Os arbustos estalaram à sua frente. Os meninos saíram desordenadamente da trilha de porcos e se emboscaram nas trepadeiras, gritando. Ralph viu Jack ser empurrado para o lado e cair. Então, apareceu uma criatura pulando pela trilha de porcos na sua direção, com brilhantes presas e um grunhido intimidante. Ralph viu que podia medir a distância friamente e mirar. Com o javali a uns cinco metros de distância, arremessou a incrível lança de madeira que carregava, viu-a acertar no grande focinho e ficar pendurada ali por um instante. O grunhido virou guincho e o animal se enfiou pelo mato. A trilha se encheu outra vez de meninos que gritavam. Jack veio correndo e enfiou a lança nos arbustos.
— Por aqui...
— Mas ele nos viu!
O javali se afastava. Descobriram outra trilha paralela à primeira e Jack começou a correr. Ralph estava cheio de medo, apreensão e orgulho.
— Acertei nele! A lança se enfiou no...
Chegaram inesperadamente a um espaço aberto junto ao mar. Jack olhou ansiosamente pela rocha nua.
— Fugiu.
— Acertei nele — disse Ralph de novo —, e a lança se enfiou um pouco.
Sentiu necessidade de testemunhas.
— Você não me viu?
Maurice fez que sim.
— Eu vi. Bem lá no focinho... Uuuiii!
Ralph continuou, excitado.
— Acertei-o mesmo.

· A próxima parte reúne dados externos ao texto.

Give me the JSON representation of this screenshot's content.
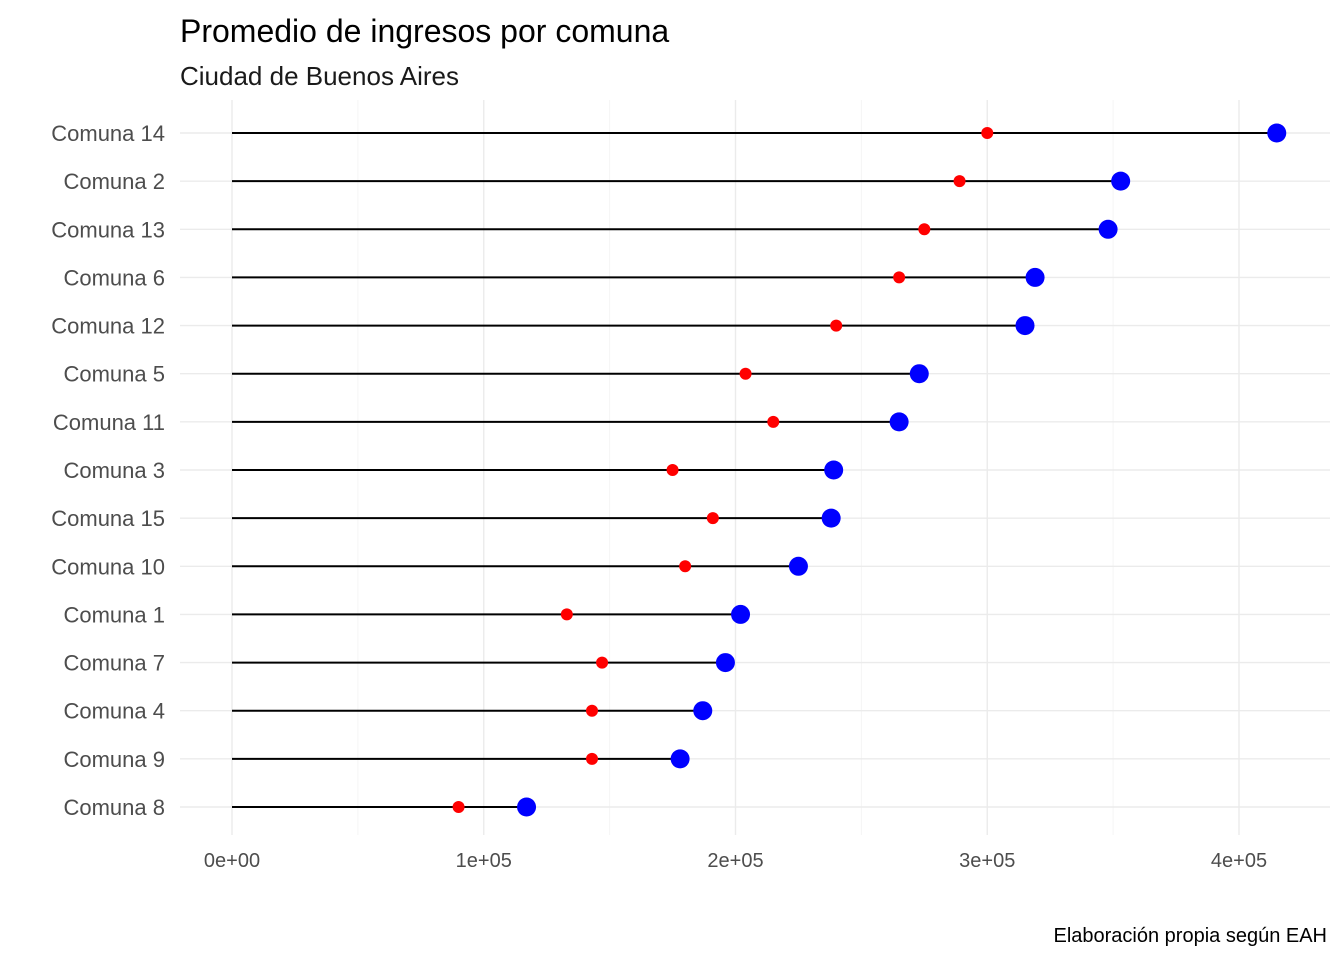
{
  "chart_data": {
    "type": "dumbbell",
    "title": "Promedio de ingresos por comuna",
    "subtitle": "Ciudad de Buenos Aires",
    "caption": "Elaboración propia según EAH",
    "xlabel": "",
    "ylabel": "",
    "xlim": [
      0,
      430000
    ],
    "x_ticks": [
      0,
      100000,
      200000,
      300000,
      400000
    ],
    "x_tick_labels": [
      "0e+00",
      "1e+05",
      "2e+05",
      "3e+05",
      "4e+05"
    ],
    "grid": true,
    "categories": [
      "Comuna 14",
      "Comuna 2",
      "Comuna 13",
      "Comuna 6",
      "Comuna 12",
      "Comuna 5",
      "Comuna 11",
      "Comuna 3",
      "Comuna 15",
      "Comuna 10",
      "Comuna 1",
      "Comuna 7",
      "Comuna 4",
      "Comuna 9",
      "Comuna 8"
    ],
    "series": [
      {
        "color": "#ff0000",
        "values": [
          300000,
          289000,
          275000,
          265000,
          240000,
          204000,
          215000,
          175000,
          191000,
          180000,
          133000,
          147000,
          143000,
          143000,
          90000
        ]
      },
      {
        "color": "#0000ff",
        "values": [
          415000,
          353000,
          348000,
          319000,
          315000,
          273000,
          265000,
          239000,
          238000,
          225000,
          202000,
          196000,
          187000,
          178000,
          117000
        ]
      }
    ],
    "segment_color": "#000000"
  }
}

A lança se enfiou. Eu feri!
Sentiu o calor do novo respeito dos outros e achou que afinal a caçada fora uma coisa boa.
— Peguei-o mesmo. Era o bicho, eu acho!
Jack voltou.
— Não era o bicho. Era um javali.
— Acertei nele.
— Por que você não o pegou? Eu tentei...
A voz de Ralph ficou mais alta.
— Mas um javali!
Jack ficou vermelho, de repente.
— Disse que nos viu, por que o acertou? Por que não esperou?
Estendeu um braço.
— Veja.
Virou o antebraço esquerdo para que todos vissem. Na parte externa havia um machucado; pequeno, mas sangrando.
— Ele fez isso com suas presas. Não pude enfiar a lança a tempo.
As atenções voltaram-se para Jack.
— É uma ferida — disse Simon —, e você deve chupá-la. Como Berengaria.
Jack chupou.
— Acertei nele — disse Ralph, indignado. — Acertei com minha lança, feri o bicho.
Tentou atrair as atenções.
— Estava vindo pelo caminho. Lancei, assim...
Robert mostrou-lhe os dentes. Ralph entrou no brinquedo e todos riram. Acabaram todos atacando Robert que fingia investir.
Jack gritou.
— Façam um círculo!
O círculo moveu-se para a frente e para trás. Robert atacou, fingindo terror, mas depois com dor de verdade.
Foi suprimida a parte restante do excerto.